Former Ohio State University professor Song Guo Zheng was sentenced to 37 months in prison. (File photo/TNS)

A former Ohio State University professor, renown for his research work, was sentenced to 37 months in prison after admitting he did not disclose his China affiliations when securing federal grant funding for medical research.

Song Guo Zheng, 58, of Hilliard, also will have to make restitution of $3.4 million to the National Institutes of Health and nearly $414,000 to Ohio State under a sentence announced Friday by Chief U.S. District Judge Algenon L. Marbley.

Zheng pleaded guilty in November in federal court in Columbus to one count of using false documents in a fraud scheme in which he shared American medical research with China.

“We hope Zheng’s prison sentence deters others from having anything to do with China’s so-called ‘1000 Talents Plan’ or any of its variations, Acting U.S. Attorney Vipal J. Patel said in a released statement. “Stealing is stealing, but stealing at the behest of a foreign government’s concerted effort to pilfer our nation’s innovations and technology takes things to a new and significantly worse level.”

Zheng worked at the University of Southern California and Pennsylvania State University prior to being hired at OSU, which praised him in a 2019 newsletter for his “pioneering career and enthusiasm.” Court documents filed by Zheng’s attorneys as part of the sentencing process noted “other scientists continue to rely upon Dr. Zheng’s work” as “one of the preeminent researchers of treatments for autoimmune diseases in the world.”

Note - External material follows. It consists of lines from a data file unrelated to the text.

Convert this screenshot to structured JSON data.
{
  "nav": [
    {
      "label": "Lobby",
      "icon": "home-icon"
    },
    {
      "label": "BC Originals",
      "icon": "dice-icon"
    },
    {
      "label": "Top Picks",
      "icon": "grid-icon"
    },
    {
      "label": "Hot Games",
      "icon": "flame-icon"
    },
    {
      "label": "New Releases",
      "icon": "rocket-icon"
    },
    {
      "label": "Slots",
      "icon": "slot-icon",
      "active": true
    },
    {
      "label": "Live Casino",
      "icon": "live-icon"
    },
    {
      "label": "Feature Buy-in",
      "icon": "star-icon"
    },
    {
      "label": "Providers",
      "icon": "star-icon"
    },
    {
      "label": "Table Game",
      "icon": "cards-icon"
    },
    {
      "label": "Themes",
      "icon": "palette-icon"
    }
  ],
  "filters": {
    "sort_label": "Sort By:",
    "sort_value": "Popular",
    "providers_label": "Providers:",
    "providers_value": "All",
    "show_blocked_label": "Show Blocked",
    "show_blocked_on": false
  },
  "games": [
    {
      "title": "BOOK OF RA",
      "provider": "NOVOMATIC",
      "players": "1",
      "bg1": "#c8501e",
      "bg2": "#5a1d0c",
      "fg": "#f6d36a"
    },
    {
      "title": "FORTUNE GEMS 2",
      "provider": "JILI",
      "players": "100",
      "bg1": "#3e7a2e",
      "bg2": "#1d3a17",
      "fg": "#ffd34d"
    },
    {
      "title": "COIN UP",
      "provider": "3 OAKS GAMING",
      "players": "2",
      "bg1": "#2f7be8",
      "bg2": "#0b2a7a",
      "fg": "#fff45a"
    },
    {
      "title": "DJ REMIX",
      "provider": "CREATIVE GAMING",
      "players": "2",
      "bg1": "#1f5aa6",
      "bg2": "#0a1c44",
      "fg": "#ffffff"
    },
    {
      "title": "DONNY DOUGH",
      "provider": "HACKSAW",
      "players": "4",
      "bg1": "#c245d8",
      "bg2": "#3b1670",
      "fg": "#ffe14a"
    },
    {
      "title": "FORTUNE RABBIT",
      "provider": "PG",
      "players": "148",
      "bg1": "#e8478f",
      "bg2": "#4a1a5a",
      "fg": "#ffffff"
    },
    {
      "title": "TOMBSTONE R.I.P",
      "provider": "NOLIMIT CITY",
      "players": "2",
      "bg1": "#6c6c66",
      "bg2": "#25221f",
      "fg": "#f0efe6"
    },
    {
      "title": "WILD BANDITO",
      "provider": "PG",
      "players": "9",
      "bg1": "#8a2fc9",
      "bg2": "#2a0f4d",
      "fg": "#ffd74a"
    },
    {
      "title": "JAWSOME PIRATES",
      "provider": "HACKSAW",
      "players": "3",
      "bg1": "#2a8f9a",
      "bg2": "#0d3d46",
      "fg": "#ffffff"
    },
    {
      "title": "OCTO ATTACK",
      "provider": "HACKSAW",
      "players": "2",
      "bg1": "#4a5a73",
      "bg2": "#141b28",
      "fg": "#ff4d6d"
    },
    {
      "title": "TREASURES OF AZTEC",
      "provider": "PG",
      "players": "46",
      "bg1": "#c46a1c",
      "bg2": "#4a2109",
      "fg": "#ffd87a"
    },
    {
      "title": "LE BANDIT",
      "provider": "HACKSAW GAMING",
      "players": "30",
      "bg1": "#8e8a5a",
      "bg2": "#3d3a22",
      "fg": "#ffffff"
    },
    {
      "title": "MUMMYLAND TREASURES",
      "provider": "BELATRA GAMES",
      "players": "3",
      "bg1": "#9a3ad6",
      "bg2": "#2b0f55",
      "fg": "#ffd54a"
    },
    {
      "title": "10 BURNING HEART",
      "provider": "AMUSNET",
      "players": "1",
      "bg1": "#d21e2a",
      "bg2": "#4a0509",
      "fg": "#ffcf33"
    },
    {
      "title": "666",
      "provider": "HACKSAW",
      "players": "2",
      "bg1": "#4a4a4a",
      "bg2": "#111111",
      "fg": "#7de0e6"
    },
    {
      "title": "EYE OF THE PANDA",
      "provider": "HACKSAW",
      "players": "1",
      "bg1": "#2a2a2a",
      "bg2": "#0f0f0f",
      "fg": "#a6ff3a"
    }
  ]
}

According to court documents, Zheng and his research group secured more than $4 million in National Institutes of Health grants for projects while receiving overlapping funding from the National Natural Science Foundation of China. Prosecutors said “Zheng’s plan was to take his research, primarily developed through federal grant funding, back to China in order to benefit China,” according to court documents.

Zheng was eventually confronted by OSU officials, and he attempted to leave the country on a chartered plane to China. He was arrested in Alaska with “three large bags packed for a long, if not permanent, journey,” including laptop computers, USB drives, a deed to property in China and silver bars, according to court documents.

“There is one explanation for all of this,” prosecutors wrote in pre-sentencing filings. “Through his flight to China, Zheng sought to make himself, as well as the cache of evidence discovered on his person and in his luggage at the time of his arrest, unavailable for the investigation into his offense conduct — and unavailable for any subsequent prosecution and sentencing, which would have been successful but for defendant’s arrest.”

Prosecutors sought a sentence of 46 months in prison, plus restitution.

In pre-sentencing filings, legal counsel for Zheng argued that he performed the research funded through federal grants and that those funds went to the university, which “used a substantial portion for its own administrative and facilities costs.”

Zheng sought a sentence of time served with no restitution order. According to his court filings, he “will regret his conduct the rest of his life. He is now 58 years old, and this is his only arrest. He has been a dedicated husband and father who lived modestly, and he devoted his professional life to researching the treatment of diseases that affect tens of millions of Americans.”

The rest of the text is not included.